Robert R. Taylor and Tuskegee
An African American Architect Designs for Booker T. Washington
As the architect of the Tuskegee Normal and Industrial Institute from 1892 to 1932, Robert Taylor, the nation’s first professionally educated African American architect, was charged with realizing buildings that would lend a unifying presence to the uneven terrain of the Alabama campus. His days involved building maintenance and teaching students various building trades, and at night he worked on his architectural designs. However, there was a taller order with which Taylor was also entrusted. The young MIT graduate’s superior talent and unflagging efforts at Tuskegee were intended to promote the dream of racial equality espoused by its founder, Booker T. Washington. Unsurprisingly, elevating the mindset of the institute’s mostly rural African American
students proved to be more rewarding than renovating the pervasive attitudes of bigotry
in the Jim Crow South.
At Tuskegee, Robert Taylor didn’t advance an African American style of architecture (there is no such thing); he designed buildings with a fitness to their purpose, exemplars of taste and civic responsibility that would promote Washington’s goal of constructing the broad economic base from which an African American middle class might grow. In the words of Ellen Weiss, Professor Emerita at Tulane University’s School of Architecture, “Taylor’s Tuskegee models a humanely scaled, visually rich world where impecunious and neglected youth might feel at one with themselves and perhaps with the larger world. The campus would help nurture black people into a higher and happier state of being and, not incidentally, force white outsiders to accept its parity with their own.”

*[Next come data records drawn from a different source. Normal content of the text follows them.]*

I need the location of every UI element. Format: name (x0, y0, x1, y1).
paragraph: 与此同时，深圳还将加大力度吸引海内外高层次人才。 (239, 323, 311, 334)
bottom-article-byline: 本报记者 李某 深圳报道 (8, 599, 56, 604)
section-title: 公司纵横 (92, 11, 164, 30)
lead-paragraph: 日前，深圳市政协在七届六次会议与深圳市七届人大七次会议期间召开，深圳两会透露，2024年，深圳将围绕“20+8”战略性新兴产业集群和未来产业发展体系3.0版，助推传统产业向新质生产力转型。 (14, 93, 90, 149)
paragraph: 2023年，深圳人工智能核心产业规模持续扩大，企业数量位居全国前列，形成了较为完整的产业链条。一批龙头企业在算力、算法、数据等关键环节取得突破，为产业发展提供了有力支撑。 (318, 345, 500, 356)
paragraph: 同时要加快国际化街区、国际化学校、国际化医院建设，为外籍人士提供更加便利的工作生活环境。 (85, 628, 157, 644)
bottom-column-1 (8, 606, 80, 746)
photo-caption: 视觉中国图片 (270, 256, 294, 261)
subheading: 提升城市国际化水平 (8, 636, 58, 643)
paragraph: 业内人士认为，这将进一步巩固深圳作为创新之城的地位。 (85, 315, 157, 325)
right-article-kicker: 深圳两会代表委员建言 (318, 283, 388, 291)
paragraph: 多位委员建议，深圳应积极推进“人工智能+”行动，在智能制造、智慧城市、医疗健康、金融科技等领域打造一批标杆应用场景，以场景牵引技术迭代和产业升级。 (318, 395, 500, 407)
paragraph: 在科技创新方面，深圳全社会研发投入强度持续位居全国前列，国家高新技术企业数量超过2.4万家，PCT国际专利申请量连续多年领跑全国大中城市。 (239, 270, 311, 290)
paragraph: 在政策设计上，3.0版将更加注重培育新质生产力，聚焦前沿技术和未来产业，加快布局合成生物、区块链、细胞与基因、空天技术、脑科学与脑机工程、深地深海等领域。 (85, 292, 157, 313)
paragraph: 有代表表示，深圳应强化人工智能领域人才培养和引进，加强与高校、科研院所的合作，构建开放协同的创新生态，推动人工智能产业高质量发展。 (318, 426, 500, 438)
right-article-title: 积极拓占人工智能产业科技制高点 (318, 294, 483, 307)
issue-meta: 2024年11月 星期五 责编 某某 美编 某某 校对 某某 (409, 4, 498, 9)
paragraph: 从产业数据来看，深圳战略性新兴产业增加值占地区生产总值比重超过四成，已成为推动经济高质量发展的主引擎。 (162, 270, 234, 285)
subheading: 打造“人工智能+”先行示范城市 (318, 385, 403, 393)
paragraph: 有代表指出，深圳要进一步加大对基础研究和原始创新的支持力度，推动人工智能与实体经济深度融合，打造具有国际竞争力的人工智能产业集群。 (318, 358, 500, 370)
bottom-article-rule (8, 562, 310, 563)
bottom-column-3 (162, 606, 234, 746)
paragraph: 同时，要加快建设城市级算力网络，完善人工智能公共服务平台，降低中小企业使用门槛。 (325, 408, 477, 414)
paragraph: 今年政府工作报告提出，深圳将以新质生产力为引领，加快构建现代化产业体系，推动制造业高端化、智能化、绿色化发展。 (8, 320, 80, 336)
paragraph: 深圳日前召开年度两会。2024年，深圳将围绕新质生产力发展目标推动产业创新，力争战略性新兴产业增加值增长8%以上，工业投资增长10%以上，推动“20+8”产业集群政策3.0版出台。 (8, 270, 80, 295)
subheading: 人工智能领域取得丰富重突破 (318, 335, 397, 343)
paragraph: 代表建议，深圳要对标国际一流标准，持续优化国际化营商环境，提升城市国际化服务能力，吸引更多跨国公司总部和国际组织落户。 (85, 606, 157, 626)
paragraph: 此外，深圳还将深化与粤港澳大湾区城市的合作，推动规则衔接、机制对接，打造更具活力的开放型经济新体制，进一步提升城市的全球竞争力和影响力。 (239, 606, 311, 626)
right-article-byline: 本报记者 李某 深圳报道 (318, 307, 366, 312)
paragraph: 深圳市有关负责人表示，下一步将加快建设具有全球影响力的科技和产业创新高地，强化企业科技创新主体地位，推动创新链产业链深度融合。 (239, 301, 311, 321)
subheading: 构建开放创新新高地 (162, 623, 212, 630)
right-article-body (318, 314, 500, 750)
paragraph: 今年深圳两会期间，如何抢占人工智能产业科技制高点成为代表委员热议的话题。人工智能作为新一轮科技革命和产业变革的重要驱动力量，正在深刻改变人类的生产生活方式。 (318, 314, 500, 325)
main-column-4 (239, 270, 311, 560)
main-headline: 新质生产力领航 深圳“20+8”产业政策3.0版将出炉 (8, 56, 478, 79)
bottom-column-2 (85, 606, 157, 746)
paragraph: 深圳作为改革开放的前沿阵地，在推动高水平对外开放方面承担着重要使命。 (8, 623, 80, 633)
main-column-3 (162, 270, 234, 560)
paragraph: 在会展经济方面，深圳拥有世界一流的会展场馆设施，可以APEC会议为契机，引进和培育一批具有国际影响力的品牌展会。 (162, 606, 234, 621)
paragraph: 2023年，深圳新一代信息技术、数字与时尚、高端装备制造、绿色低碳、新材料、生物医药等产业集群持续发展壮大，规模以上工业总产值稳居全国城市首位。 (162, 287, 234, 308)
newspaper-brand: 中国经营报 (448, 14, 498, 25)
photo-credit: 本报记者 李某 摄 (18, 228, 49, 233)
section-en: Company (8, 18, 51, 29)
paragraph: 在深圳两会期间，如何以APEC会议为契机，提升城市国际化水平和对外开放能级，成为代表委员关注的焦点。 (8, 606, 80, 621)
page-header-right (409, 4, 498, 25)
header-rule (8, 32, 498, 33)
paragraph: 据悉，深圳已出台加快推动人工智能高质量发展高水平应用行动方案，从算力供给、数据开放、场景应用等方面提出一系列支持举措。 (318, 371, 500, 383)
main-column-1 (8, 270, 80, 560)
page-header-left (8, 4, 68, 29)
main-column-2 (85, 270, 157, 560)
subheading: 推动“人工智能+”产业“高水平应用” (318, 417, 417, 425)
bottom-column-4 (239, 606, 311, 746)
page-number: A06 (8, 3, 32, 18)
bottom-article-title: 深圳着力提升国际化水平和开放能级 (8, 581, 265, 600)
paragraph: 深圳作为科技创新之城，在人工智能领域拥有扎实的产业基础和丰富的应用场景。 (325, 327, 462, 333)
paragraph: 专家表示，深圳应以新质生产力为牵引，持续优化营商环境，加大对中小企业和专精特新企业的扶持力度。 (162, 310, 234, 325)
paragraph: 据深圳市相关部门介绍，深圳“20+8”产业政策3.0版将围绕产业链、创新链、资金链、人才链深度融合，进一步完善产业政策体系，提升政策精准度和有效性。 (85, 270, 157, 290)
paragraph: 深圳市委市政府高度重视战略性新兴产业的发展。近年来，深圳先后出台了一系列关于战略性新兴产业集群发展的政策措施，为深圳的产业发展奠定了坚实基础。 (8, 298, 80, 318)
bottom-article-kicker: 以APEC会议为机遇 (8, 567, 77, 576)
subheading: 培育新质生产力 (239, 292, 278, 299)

The Tuskegee campus—with classical brick buildings, including dormitories and classrooms, a library, veterinary hospital, and chapel (Taylor’s favorite)—was impressive in its appearance and function: contemporary newspaper accounts carried praise from both reformers and skeptics, and white philanthropist Julius Rosenwald, president of Sears Roebuck, commissioned Taylor to design schools based on what he saw there.
The Institute’s students (including writer Ralph Ellison) learned their professional skills from Taylor and his colleagues through planning and constructing its buildings. The education preparing them to represent their race as dignified, competent professionals even extended to the proper use of utensils in the dining rooms. Weiss calls Washington an aesthetic activist, saying, “To [him], beauty was as essential as morality and work. All together would lead the race to a higher civilization.”
In scholarly yet accessible prose, and with the aid of vivid period photographs and architectural drawings, Ellen Weiss recalls a modest, likeable man in Taylor. Born to parents of mixed race in Wilmington, North Carolina, his father, a former slave, became the area’s wealthiest black landowner. During Taylor’s childhood both black and white families lived on their block in racial harmony.
Taylor did not leave behind many writings, but one article, “Where Are Our Architects?” holds continued significance. In it, he laments the dearth of African American designers, a condition that persists today. Washington ultimately believed that finances were the basis of true equality and that blacks were handicapped by undercapitalization. He encouraged them to invest in black-owned banks, which could then make loans to black-owned businesses.
Robert Robinson Taylor’s elegant buildings at Tuskegee didn’t shout; like the man, they led by example—and his descendants, among others, certainly got the message. The book’s foreword, by professor Henry Louis Gates, Jr., reveals that Valerie Jarrett, a senior advisor to President Obama, is Taylor’s great-granddaughter. Scholars of architecture as well as of American history, specifically race relations, will find much to occupy their interest in this important book.